Eine im Jahr 2008 vom französischen Bildungsministerium in Auftrag gegebene Studie kam zu dem Schluss, dass die Hälfte der Schülerinnen und Schüler nicht wusste, was die Shoah war. 37 Prozent von ihnen dachten, dass weniger als zweieinhalb Millionen Juden dabei getötet wurden. Doch Geschichte ist nicht alles. Der Beweis dafür, dass man nichts aus ihr gelernt hat, ist, dass auch heute noch Völkermord möglich ist und niemand etwas tut, wie der Mord an 800.000 Tutsis innerhalb von drei Monaten im Jahr 1994 in Ruanda zeigt. Vielleicht wäre es gut, das Judentum bekannter zu machen, seine vielen Gesichter, den Sinn bestimmter, leicht verständlicher Gebräuche wie des Sabbat zu erklären, indem man zum Beispiel Jugendliche, die keine Juden sind, zu einem Mahl einlädt? Vielleicht wird unsere Kultur verkannt, und unsere Religion erscheint deshalb so suspekt, weil wir nicht versuchen, andere zum Konvertieren zu bringen, schon gar nicht mit Gewalt. Wie im Falle unserer Mutter besteht auch unsere Politik immer nur darin, unsere Hand anderen entgegenzustrecken.
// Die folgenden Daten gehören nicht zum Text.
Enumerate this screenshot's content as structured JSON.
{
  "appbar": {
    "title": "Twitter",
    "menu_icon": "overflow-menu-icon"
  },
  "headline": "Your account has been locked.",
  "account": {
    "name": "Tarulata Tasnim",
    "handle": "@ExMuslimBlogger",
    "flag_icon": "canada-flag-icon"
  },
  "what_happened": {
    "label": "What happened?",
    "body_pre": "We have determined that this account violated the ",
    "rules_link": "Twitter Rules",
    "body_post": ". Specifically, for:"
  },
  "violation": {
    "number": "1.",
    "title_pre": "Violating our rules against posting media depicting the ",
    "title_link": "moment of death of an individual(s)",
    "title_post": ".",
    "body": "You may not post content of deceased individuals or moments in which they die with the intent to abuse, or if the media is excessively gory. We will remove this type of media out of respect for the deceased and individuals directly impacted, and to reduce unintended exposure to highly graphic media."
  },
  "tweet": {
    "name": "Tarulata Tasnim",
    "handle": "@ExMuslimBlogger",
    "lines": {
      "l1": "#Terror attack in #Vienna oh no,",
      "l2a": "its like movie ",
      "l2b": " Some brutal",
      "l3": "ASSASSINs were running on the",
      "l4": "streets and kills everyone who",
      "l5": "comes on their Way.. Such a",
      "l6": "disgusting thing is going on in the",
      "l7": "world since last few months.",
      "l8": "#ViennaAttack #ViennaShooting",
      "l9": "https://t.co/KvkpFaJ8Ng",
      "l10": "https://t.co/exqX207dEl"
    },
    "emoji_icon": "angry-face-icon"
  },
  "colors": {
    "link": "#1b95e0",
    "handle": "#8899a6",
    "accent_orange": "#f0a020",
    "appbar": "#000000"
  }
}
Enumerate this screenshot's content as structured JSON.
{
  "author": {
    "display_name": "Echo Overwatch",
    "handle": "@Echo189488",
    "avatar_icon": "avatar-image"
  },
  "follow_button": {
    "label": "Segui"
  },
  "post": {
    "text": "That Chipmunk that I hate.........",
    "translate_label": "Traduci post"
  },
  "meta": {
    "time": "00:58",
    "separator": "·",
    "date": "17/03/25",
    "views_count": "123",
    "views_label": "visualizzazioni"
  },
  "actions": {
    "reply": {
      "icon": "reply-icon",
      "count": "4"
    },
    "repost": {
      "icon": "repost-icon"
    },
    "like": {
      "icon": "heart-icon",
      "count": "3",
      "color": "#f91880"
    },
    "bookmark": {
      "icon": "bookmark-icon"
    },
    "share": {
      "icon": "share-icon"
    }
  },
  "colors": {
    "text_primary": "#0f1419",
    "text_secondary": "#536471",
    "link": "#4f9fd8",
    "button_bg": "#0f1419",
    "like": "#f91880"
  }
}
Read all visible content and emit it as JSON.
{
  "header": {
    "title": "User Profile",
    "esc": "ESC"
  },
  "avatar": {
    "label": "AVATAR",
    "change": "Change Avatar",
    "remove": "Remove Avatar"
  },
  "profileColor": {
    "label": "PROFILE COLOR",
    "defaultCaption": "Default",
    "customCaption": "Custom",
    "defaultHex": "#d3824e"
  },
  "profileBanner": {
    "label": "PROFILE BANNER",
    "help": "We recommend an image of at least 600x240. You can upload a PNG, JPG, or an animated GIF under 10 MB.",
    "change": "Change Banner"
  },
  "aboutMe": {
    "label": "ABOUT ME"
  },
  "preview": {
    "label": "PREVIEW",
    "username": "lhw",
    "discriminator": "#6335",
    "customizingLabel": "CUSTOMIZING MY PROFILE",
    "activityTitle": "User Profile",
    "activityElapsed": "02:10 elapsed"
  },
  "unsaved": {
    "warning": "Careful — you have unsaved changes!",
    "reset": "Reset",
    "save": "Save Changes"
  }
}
Wir bekamen viel Trost während dieser schwierigen Zeit, und wir konnten ermessen, von welchem Übel nicht die Welt, sonderen einige Individuen und sektiererische Bewegungen befallen sind, die jedoch genau das behaupten — wie schlecht die Welt sei. Eines Tages sagte ein junger Rabbiner in einer Synagoge zu mir, unsere Mutter sei ein Symbol für das ganze jüdische Volk, weil sie »als Jüdin getötet worden sei«, und er fügte hinzu: »Bestimmt ist Ihnen das passiert, weil Sie schöne Dinge weiterzugeben haben, es ist eine Gelegenheit, öffentlich das Wort zu ergreifen.« Trotz der guten Absicht muss ich sagen, dass es mir leidtut — so weit geht mein Glaube nicht: Wir hätten es vorgezogen, gar nichts weitergeben zu müssen! Mir wäre es lieber gewesen, einfach weiterzuleben und das zu tun, was ich will, wie mein Onkel Isaak es mir nahegelegt hatte — oder zumindest nicht allzu viele Dinge zu tun, die ich nicht will. Und für Allan hätte es geheißen, einfach nur seine spirituelle Reise fortzusetzen. Für uns wäre es besser gewesen, nicht über Antisemitismus nachdenken und nicht als Opfer dastehen zu müssen, was nun wohl unser ganzes Leben lang der Fall sein wird. Doch als wir in Ruhe nachdachten, stellten wir fest, dass wir doch etwas Schönes weiterzugeben hatten, nämlich das Leben unserer Mutter. Wir wollten zeigen, wie sehr ihre Offenheit und Originalität jenen zur Freude gereichten, die sie kannten, und wie sehr sie allen mit Liebenswürdigkeit begegnete, die sie in ihrem Leben traf, bis auf den Letzten. Möge sie ein Beispiel für jeden von uns sein, damit wir das Leben lieben, wie sie das Leben liebte — und nicht den Tod. Von einem Leben gibt es immer viel zu erzählen. Mutter liebte es, geliebt zu werden — das war ihre kleine Schwäche. Wir hoffen, dass sie, wo auch immer sie sein möge, sieht, dass wir mit diesem Buch zu ihrem Gedenken etwas beigetragen haben und dass wir uns damit als gute Söhne erwiesen.